Antes de tudo, a oração. Como todos os grandes
homens de Deus, Padre Pio tornou-se ele mesmo oração, alma e corpo. Os seus
dias eram um rosário vivo, ou seja, uma contínua meditação e assimilação dos
mistérios de Cristo em união espiritual com a Virgem Maria. Assim se explica a
singular coexistência, nele, de dons sobrenaturais e de consistência humana. E
tudo tinha o seu ápice na celebração da Santa Missa: ali ele unia-se plenamente
ao Senhor morto e ressuscitado. Da oração, como de uma fonte sempre viva,
jorrava a caridade.
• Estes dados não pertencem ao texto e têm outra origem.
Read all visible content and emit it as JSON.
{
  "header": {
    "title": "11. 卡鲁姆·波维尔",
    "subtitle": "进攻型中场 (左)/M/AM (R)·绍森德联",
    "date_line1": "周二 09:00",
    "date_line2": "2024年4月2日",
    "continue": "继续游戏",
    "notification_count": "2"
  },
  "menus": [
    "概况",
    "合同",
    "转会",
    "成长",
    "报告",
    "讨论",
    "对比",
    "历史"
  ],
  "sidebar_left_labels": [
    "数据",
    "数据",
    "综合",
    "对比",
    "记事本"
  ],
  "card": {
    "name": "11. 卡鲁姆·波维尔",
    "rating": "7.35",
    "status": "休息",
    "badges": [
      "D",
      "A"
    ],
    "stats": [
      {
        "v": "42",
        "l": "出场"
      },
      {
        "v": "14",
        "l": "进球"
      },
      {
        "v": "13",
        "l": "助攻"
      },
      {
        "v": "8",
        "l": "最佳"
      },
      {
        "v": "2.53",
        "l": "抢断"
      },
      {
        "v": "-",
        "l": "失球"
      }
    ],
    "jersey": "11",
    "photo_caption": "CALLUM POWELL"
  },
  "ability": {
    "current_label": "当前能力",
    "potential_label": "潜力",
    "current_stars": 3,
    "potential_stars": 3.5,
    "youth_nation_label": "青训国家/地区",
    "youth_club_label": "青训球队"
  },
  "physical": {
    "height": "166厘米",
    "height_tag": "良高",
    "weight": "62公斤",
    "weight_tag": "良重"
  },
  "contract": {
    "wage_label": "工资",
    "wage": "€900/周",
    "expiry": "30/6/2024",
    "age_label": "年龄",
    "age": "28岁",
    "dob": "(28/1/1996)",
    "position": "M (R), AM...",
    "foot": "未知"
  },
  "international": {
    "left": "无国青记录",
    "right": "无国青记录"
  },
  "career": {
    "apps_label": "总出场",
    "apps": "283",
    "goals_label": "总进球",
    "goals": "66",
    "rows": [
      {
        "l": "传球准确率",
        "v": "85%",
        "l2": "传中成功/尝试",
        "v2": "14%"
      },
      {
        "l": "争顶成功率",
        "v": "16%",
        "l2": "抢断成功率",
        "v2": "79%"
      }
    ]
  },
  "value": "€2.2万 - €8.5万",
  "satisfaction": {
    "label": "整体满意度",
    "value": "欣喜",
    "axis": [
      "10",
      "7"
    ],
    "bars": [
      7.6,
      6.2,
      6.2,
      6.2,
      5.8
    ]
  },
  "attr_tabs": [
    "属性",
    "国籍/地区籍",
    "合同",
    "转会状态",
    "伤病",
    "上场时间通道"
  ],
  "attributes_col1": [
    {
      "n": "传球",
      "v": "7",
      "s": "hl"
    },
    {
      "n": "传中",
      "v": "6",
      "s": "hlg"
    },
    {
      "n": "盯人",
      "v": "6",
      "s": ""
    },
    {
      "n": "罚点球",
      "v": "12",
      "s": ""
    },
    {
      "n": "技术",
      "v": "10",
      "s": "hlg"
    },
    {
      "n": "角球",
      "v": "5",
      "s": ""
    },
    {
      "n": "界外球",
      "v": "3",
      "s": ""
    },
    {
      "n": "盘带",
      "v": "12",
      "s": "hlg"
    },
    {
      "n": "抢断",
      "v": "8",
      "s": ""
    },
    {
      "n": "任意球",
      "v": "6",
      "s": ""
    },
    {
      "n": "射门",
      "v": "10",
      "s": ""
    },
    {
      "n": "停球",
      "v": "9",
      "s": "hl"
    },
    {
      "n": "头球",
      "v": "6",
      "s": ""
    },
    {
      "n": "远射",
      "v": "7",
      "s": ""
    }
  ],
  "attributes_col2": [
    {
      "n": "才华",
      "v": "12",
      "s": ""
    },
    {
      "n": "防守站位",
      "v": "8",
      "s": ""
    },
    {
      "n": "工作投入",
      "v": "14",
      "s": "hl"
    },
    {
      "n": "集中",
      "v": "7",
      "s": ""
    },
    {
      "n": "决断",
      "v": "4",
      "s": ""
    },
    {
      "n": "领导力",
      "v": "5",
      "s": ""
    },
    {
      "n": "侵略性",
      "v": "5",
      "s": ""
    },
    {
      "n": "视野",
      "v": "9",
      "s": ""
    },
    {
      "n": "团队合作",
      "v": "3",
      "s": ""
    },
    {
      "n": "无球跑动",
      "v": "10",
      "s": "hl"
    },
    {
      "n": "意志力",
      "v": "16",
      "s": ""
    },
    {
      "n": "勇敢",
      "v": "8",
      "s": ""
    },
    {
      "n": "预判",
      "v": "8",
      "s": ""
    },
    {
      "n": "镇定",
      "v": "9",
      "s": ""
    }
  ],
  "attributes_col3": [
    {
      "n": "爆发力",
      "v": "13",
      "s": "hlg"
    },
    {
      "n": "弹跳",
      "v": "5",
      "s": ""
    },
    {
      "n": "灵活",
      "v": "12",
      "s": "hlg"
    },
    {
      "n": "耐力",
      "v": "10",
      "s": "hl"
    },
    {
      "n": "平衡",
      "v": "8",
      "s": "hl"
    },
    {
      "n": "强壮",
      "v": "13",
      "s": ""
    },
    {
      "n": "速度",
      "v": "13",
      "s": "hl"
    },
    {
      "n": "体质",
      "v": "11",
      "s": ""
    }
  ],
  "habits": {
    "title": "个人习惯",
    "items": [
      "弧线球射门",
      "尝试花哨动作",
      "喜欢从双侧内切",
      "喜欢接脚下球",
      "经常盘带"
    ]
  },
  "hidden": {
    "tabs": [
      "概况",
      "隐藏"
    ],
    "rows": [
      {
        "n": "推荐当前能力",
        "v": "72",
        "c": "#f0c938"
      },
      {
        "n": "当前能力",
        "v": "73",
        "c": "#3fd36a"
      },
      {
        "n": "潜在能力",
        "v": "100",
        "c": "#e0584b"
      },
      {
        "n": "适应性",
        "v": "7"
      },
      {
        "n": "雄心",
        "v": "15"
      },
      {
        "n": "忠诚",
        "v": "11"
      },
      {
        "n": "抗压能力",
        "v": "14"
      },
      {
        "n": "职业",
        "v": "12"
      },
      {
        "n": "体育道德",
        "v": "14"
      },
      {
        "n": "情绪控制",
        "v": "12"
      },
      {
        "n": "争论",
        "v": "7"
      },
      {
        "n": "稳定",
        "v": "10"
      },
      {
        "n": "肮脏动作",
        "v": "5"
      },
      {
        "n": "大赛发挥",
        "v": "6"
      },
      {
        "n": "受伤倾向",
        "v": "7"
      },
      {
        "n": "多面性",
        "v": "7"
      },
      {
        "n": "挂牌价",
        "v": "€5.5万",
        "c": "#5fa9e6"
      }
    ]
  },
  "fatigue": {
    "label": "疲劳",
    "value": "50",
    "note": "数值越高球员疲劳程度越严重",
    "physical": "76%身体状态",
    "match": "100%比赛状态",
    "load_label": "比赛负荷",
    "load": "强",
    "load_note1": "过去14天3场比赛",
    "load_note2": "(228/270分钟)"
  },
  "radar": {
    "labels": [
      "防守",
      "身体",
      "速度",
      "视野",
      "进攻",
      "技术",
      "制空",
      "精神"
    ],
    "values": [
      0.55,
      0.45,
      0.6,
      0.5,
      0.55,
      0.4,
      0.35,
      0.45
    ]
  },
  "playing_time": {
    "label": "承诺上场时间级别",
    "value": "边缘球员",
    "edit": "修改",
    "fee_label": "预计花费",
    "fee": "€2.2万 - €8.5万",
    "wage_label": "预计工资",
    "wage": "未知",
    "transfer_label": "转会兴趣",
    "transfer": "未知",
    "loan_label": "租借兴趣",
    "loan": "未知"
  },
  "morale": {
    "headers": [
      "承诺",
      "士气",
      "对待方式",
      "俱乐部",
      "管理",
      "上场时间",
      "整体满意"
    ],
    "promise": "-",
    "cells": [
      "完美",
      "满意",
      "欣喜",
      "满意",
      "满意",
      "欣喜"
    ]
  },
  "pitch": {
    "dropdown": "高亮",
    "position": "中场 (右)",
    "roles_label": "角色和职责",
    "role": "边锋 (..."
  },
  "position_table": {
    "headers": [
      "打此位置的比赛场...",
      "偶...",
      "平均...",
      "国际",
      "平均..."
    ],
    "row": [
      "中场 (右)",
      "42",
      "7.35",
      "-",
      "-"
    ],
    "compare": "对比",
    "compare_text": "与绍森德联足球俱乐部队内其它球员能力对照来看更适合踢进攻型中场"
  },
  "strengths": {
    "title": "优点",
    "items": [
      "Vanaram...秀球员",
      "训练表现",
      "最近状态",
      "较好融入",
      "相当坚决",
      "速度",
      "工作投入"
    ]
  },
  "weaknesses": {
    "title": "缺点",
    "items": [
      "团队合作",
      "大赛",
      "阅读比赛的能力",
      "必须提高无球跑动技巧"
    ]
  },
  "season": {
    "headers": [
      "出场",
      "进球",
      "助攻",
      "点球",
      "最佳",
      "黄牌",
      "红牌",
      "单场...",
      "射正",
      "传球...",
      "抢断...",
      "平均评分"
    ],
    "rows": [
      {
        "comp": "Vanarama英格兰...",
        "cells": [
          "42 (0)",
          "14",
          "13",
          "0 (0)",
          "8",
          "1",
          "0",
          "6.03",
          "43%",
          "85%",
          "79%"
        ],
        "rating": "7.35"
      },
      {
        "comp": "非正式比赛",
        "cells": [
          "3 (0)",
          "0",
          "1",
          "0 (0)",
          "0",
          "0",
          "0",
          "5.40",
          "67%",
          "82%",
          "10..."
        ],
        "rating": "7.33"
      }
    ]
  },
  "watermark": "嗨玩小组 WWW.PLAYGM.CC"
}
O amor que ele trazia no coração e transmitia aos outros
era repleto de ternura, sempre atento às situações concretas das pessoas e das
famílias. De modo especial pelos doentes e pelos sofredores, nutria a predileção
do Coração de Cristo, e precisamente dela adquiriu origem e forma o projeto de
uma grande obra dedicada ao "alívio do sofrimento". Não se pode
compreender, nem interpretar adequadamente tal instituição, se a mesma for
separada do seu manancial inspirador, que é a caridade evangélica, animada por
sua vez pela oração.
Caríssimos, tudo isto é proposto de novo hoje
por Padre Pio à nossa nossa atenção. Os riscos do ativismo e da secularização
estão sempre presentes; por isso, esta minha visita tem também a finalidade de
vos confirmar na fidelidade à missão herdada do vosso amadíssimo Padre. Muitos
de vós, religiosos, religiosas e leigos, estais tão ocupados com as numerosas
incumbências exigidas pelo serviço aos peregrinos, ou então aos enfermos no
hospital, que correis o risco de descuidar aquilo que é verdadeiramente necessário:
ouvir Cristo, para cumprir a vontade de Deus. Quando vos dais conta de que
estais próximos de correr este perigo, olhai para Padre Pio: para o seu
exemplo, os seus sofrimentos; e invocai a sua intercessão, a fim de que vos
obtenha do Senhor a luz e a força de que tendes necessidade para dar
continuidade à sua própria missão, imbuída de amor a Deus e de caridade
fraterna. E do Céu, que ele continue a exercer a maravilhosa paternidade
espiritual que o caracterizou durante a sua existência terrena; continue a
acompanhar os seus confrades, os seus filhos espirituais e toda a obra por ele
encetada. Juntamente com São Francisco e com Nossa Senhora, que ele amou em
grande medida e fez amar neste mundo, vele sobre todos e vos proteja sempre. E
então, também nas tempestades que se podem elevar repentinamente, podereis
experimentar o sopro do Espírito Santo que é mais forte que todo o vento
contrário e que impele a barca da Igreja e cada um de nós. Eis por que motivo
devemos viver sempre na serenidade e cultivar no coração a alegria, dando
graças ao Senhor: "O seu amor é para sempre" (Salmo responsorial).
Amém!
(Homilia de Bento XVI sobre
o Padre Pio)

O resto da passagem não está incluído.